I had a great lesson in humility today, it may not sound like much of a big deal but I was asked to lead my young adults Sunday school class. Our fearless leader Karen was home sick and she asked me if I would fill in and let me know that she had planned on talking about The Magnificat. Sure! I said… The Magnificat! Awesome! I said… and then I immediately panicked because I couldn’t quite remember what the Magnificat was, I know, I’m a horrible Lutheran, and even worse pastor’s daughter. So I looked it up, The Song of Mary! Of course! Where to begin…
I went to Luke and read the story, Mary’s words, and tried to understand. While reading these words of praise and trust and amazement that Mary had for the Lord I started to think about who Mary was at the time she spoke these words, what had just been asked of her and how incredible that was. Not to mention her cousin Elizabeth, who was pregnant with John, The Baptist at the time she had this conversation with Mary. These two women were asked to birth and mother two of the most important figures in Christianity, Jesus clearly being the most crucial figure. I began to think about the women, not the symbols that they were. Mary was literally a girl, no older than most of my students and she was asked to face social judgments, ridicule, and the possibility of losing her fiancé in order to give birth and raise the savior of human kind, oh, and the Son of God. No biggie, right? While Mary had doubts and was obviously afraid she accepted her task and did it faithfully. And when her cousin Elizabeth asked her, “how do you feel about your new task of mothering the savior of mankind?” and instead of admitting to her fear and anxiety she praised God and all of his might, she praised his preference of the lowly and the humble. And she and Elizabeth did as God called them to do, they had these children and protected them and those children grew up to complete their tasks, and in essence these people saved the world.
So, who are we? Where do we fit? Does God speak to us? Are we called? When I was younger I used to ask my parents all the time, “why doesn’t God talk to us anymore?” I just didn’t get it. I was surrounded by all these stories about people that God had spoken to. So I couldn’t help but wonder, where were our messenger angels? Where were the beams of light? The burning bushes? When I brought this up in Sunday school today one of the others made a great point, he said, “Well, I think it all boils down to the fact that we think to highly of ourselves to hear anything”. After we discussed this a little more we all came to the conclusion that God absolutely speaks to us.
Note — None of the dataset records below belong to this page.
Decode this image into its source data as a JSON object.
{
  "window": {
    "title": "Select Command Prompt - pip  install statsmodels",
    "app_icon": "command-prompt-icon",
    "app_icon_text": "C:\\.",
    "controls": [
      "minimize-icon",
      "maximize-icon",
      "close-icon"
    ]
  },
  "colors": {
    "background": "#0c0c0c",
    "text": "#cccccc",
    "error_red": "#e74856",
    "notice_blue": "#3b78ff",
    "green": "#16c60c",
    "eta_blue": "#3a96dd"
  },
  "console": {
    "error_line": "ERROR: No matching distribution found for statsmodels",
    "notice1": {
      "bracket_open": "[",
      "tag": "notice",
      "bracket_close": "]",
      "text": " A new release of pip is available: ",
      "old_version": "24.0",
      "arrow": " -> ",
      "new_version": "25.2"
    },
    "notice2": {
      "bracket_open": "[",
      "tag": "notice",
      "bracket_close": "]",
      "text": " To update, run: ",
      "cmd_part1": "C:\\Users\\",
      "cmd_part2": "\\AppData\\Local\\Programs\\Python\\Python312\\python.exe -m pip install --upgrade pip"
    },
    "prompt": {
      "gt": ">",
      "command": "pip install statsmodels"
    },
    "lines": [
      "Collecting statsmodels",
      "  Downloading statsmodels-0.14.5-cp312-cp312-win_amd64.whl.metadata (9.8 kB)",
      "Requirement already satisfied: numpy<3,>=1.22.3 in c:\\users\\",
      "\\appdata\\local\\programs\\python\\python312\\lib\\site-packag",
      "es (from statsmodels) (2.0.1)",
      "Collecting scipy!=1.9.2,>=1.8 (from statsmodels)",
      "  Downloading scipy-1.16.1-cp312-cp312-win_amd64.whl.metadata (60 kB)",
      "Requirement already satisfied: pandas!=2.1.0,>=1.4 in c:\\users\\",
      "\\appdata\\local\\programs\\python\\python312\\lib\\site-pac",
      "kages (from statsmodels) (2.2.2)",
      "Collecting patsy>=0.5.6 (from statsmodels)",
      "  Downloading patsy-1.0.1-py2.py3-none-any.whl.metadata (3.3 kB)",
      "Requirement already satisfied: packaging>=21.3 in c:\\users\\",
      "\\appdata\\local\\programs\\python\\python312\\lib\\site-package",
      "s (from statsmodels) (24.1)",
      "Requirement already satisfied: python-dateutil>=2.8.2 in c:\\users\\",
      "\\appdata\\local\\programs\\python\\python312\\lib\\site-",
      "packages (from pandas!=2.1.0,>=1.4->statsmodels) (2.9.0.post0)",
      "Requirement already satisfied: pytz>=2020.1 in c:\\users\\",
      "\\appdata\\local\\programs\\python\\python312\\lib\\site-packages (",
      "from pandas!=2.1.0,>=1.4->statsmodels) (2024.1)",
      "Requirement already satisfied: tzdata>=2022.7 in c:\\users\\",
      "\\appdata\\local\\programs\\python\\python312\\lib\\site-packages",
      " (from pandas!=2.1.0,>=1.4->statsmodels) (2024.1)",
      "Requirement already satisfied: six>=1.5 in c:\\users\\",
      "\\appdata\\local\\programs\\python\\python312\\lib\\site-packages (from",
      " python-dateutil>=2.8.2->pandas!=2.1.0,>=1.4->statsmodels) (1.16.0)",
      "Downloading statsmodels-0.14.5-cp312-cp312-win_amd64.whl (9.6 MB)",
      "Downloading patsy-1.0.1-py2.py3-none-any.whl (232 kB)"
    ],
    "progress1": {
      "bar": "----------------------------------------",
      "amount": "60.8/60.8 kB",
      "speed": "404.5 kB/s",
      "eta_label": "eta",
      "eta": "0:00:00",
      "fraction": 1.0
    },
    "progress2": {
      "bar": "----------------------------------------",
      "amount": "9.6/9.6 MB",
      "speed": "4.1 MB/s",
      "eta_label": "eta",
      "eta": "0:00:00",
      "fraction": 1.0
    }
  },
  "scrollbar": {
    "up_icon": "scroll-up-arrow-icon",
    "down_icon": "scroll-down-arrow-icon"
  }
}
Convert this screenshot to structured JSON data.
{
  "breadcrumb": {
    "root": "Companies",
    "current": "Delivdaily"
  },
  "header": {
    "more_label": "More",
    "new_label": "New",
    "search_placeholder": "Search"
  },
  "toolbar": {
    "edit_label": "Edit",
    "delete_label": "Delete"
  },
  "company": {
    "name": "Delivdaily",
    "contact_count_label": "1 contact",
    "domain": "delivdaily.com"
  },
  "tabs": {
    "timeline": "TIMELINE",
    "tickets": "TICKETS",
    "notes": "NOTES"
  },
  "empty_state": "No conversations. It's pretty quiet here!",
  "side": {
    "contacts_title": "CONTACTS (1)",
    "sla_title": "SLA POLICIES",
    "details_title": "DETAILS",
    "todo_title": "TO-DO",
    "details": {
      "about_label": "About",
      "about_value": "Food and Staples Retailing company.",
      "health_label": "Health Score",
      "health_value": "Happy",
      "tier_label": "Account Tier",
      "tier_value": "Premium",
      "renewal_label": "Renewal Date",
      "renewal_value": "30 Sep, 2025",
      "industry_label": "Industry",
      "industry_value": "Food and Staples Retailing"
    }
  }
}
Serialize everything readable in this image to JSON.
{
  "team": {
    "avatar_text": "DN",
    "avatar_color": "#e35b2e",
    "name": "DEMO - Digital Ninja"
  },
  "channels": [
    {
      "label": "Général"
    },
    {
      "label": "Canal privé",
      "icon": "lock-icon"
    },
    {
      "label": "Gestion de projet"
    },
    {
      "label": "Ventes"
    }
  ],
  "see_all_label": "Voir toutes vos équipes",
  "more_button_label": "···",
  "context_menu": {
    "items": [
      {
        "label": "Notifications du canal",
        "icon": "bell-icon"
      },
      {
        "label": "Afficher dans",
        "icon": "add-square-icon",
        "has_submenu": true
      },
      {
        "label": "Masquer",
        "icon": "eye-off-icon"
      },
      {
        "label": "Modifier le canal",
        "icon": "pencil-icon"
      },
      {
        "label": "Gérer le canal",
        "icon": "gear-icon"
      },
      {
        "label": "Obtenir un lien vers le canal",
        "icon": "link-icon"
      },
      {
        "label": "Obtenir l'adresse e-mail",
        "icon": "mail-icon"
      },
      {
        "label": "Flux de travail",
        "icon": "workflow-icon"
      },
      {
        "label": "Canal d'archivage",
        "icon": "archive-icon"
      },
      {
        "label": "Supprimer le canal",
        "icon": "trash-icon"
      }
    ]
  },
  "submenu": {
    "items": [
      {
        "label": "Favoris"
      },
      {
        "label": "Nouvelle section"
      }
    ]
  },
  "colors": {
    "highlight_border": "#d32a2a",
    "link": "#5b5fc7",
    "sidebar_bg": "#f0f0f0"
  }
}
But, the world we live in is so loud and so reliant on proof that we forget to listen with our hearts and only focus on what we can see and hear. In the days of Mary and Elizabeth and even Moses the faith was held at the beginning, their was no pride or outside noise to get in the way of hearing God’s call and whole heartedly answering it. These days we usually don’t see our purpose or call until the end. How many times has it happened that way? “I didn’t realize what an impact I’d had until I left”… or “I didn’t realize what I had until it was gone”. And then we call it coincidence or divine intervention and we look up to the sky and say, “way to be tricky God, I see what you did there”… I’m sure every now and then God just looks down and says, “I tried to tell you.”
I asked the group to think of a time when they were in a situation that seemed completely ordinary or when your work seemed pointless and that it wasn’t until the end that you realized what God had in store. I asked them, “What has been a Magnificat moment in your life?” One guy shared a story of how he got involved with Big Brothers, Big Sisters and how he wasn’t quite sure how to impact this young kids life just by hanging out with him and it wasn’t until the boy’s Grandfather got sick and while sitting in the hospital with the family did he realize what an impact he had had on the entire family just by being a role model for this young kid. When he asked how he and the boy were paired up it was over a simple shared interest in wrestling, that’s it! It was then that he realized God had had a hand in that decision and he had a Magnificat moment. For me, I’ve been lucky enough to have a few Magnificat moments, but the biggest and most influential was my YAGM year. It was a year of struggle and frustration and questioning and as I went to my different farewell gatherings I was finally told by the people who I thought barely noticed my presence what an impact I had on them and their community just by getting on a plane and spending a year with them, talking, walking with them, drinking tea with them, or playing with their children. It was something I wished that I had been aware of the entire time, but I realize now that I simply wasn’t listening.
So, ultimately we came full circle. We looked at these symbolic people who sparked the religion we all hold so dear today, but we didn’t see them as images in a stained glass window, or a figurine on the alter, we looked at them as ordinary people who God asked to be extraordinary. And we admired them for their faith and their trust in God, but also their ability to so fully praise their God and the call he gave them. We shared in Mary’s Magnificat and we looked for our own. As you close this window and go about your day, think about a Magnificat moment in your life, and as we go on listen a little closer to what you might be called to do.